Differential Diagnoses

The suggestion of acute posterior myocardial infarction was based primarily on history of present illness, initial ECG and laboratory indices (Table 1). The initial ECG was significant for supraventricular (ST) elevation in the inferolateral leads with mirrored changes (ST depression and T-wave inversion) in leads V1 and V2.

The differential diagnoses included acute myocardial infarction (AMI), myocarditis or pericarditis. We consulted with cardiology services. The cardiologist evaluated the patient in the ED and followed Julio through his hospital course in consultation with a medical team.
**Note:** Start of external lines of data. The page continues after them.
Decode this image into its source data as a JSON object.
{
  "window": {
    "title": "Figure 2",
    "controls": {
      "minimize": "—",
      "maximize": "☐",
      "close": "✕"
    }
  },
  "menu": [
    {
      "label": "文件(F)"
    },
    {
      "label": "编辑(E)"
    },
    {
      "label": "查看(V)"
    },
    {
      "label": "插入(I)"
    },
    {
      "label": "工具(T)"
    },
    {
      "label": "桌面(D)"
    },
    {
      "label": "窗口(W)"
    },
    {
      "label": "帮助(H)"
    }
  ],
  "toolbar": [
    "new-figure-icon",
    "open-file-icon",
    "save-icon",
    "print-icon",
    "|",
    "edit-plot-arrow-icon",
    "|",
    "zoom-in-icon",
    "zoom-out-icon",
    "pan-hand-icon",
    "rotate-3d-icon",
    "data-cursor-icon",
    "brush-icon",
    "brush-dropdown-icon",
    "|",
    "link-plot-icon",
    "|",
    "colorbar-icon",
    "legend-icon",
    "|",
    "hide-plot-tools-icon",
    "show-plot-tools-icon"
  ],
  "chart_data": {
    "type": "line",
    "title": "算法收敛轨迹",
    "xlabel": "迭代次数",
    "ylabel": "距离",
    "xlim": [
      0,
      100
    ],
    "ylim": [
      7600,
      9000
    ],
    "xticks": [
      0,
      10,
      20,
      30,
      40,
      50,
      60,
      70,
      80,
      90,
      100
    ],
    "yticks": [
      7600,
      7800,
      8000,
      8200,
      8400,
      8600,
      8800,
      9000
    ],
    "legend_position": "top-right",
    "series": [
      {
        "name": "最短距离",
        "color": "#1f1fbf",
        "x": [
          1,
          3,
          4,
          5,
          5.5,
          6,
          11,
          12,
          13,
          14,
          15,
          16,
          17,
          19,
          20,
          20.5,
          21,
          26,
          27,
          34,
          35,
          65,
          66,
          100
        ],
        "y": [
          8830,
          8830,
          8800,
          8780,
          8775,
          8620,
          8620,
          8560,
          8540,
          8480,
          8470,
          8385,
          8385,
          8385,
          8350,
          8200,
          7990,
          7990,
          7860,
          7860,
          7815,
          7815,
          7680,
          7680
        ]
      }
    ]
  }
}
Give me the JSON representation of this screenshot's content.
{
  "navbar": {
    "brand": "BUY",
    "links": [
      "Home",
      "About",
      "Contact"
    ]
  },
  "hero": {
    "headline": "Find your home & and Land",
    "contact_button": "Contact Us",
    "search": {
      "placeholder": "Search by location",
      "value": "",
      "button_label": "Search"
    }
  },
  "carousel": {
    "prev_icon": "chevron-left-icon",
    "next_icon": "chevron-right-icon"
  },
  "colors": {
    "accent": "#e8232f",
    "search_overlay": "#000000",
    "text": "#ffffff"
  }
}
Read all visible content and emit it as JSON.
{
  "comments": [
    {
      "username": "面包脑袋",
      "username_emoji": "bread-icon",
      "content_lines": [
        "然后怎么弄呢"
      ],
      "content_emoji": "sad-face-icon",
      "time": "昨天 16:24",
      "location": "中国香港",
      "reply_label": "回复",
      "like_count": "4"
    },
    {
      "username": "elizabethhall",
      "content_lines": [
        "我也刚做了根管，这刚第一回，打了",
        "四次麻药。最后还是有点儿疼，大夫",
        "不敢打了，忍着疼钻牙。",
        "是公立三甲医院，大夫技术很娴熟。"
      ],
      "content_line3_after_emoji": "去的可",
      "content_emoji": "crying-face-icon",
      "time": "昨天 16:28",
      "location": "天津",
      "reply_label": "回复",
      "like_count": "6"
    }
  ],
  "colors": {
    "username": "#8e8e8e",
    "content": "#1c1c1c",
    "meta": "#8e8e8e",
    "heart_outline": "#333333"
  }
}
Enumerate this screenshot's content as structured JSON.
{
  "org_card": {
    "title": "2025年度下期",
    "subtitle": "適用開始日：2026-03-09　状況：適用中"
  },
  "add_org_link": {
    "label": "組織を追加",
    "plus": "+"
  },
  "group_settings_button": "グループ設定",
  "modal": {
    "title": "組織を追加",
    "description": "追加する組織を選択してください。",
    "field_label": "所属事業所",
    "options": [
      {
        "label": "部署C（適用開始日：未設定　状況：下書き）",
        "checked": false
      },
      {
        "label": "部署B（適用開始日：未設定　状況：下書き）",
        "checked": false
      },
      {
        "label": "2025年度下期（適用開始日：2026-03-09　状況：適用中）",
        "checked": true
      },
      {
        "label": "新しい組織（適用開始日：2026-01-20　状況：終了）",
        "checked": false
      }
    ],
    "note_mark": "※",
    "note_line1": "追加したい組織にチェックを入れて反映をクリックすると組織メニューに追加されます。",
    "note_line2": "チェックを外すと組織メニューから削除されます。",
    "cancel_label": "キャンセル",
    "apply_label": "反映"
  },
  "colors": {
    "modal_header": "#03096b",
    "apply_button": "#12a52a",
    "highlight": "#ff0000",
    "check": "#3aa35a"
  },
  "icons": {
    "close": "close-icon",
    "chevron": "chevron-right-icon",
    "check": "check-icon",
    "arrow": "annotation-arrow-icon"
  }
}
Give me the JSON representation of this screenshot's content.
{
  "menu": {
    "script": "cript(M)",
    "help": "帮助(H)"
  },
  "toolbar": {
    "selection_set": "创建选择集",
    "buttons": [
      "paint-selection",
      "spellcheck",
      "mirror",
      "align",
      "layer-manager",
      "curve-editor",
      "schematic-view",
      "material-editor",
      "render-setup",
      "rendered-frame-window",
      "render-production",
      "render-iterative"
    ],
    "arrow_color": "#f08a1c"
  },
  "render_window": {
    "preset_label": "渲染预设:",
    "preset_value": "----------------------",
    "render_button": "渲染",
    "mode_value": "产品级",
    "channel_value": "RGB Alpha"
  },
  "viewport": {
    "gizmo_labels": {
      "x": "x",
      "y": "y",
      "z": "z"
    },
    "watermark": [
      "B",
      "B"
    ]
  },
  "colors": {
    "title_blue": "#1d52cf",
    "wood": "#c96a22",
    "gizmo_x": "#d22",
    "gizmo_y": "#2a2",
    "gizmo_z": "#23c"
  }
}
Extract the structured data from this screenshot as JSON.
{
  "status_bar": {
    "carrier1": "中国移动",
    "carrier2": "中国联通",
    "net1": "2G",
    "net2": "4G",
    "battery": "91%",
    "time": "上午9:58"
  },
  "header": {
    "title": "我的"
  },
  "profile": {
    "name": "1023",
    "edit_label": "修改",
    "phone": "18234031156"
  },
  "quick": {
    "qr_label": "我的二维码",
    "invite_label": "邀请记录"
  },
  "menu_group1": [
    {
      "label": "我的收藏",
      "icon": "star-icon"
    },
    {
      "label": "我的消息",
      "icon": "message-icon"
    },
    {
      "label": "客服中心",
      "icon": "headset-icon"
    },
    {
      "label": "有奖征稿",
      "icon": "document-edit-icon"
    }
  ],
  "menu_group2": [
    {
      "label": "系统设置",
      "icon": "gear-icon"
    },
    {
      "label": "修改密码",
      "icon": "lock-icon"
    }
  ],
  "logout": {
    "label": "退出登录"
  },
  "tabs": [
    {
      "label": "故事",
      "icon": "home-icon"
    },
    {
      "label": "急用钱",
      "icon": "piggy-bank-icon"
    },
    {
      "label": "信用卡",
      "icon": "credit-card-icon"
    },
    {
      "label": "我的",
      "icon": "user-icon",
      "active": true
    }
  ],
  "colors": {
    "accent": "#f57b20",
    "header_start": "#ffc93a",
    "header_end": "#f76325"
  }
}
Julio was taken emergently to the cardiac catheterization laboratory where left ventriculography, coronary angiography and right femoral angiography were performed. Ejection fraction was estimated to be 60% without hemodynamically significant coronary obstructive lesion and with normal left ventricular systolic function. Julio was admitted to the cardiac care unit to monitor his cardiac enzymes and initiation of medical management.

Angiotensin-converting enzyme inhibitors (lisinopril [Prinivil] 2.5 mg/day) and beta-blocker agents (atenolol [Tenormin] 12.5 mg twice a day) were promptly initiated that same evening. Subsequent cardiac isozymes for the entire hospitalization are illustrated in Table 2. The following morning, two-dimensional echocardiography was performed; the results were normal. Thyroid-stimulating hormone, amylase and lipase, and cholesterol panel l values were all within normal limits.

Julio had no further chest pain. He was discharged on day 3 with prescriptions for aspirin 325 mg daily, lisinopril 2.5 mg daily and atenolol 12.5 mg daily. The cardiologist planned for Julio to be medicated for at least 6 to 12 months, followed by cardiology and to undergo a repeat echocardiogram in 2 to 4 weeks. The cardiology dismissal summary reported that it was "difficult to determine whether the patient may have had a coronary spasm as a cause for his chest pain and elevation in cardiac enzymes versus significant pericarditis/myocarditis. Given the patient's good health and young age, however, it has been determined that the most likely cause of his chest pain was viral in etiology causing pericarditis/myocarditis."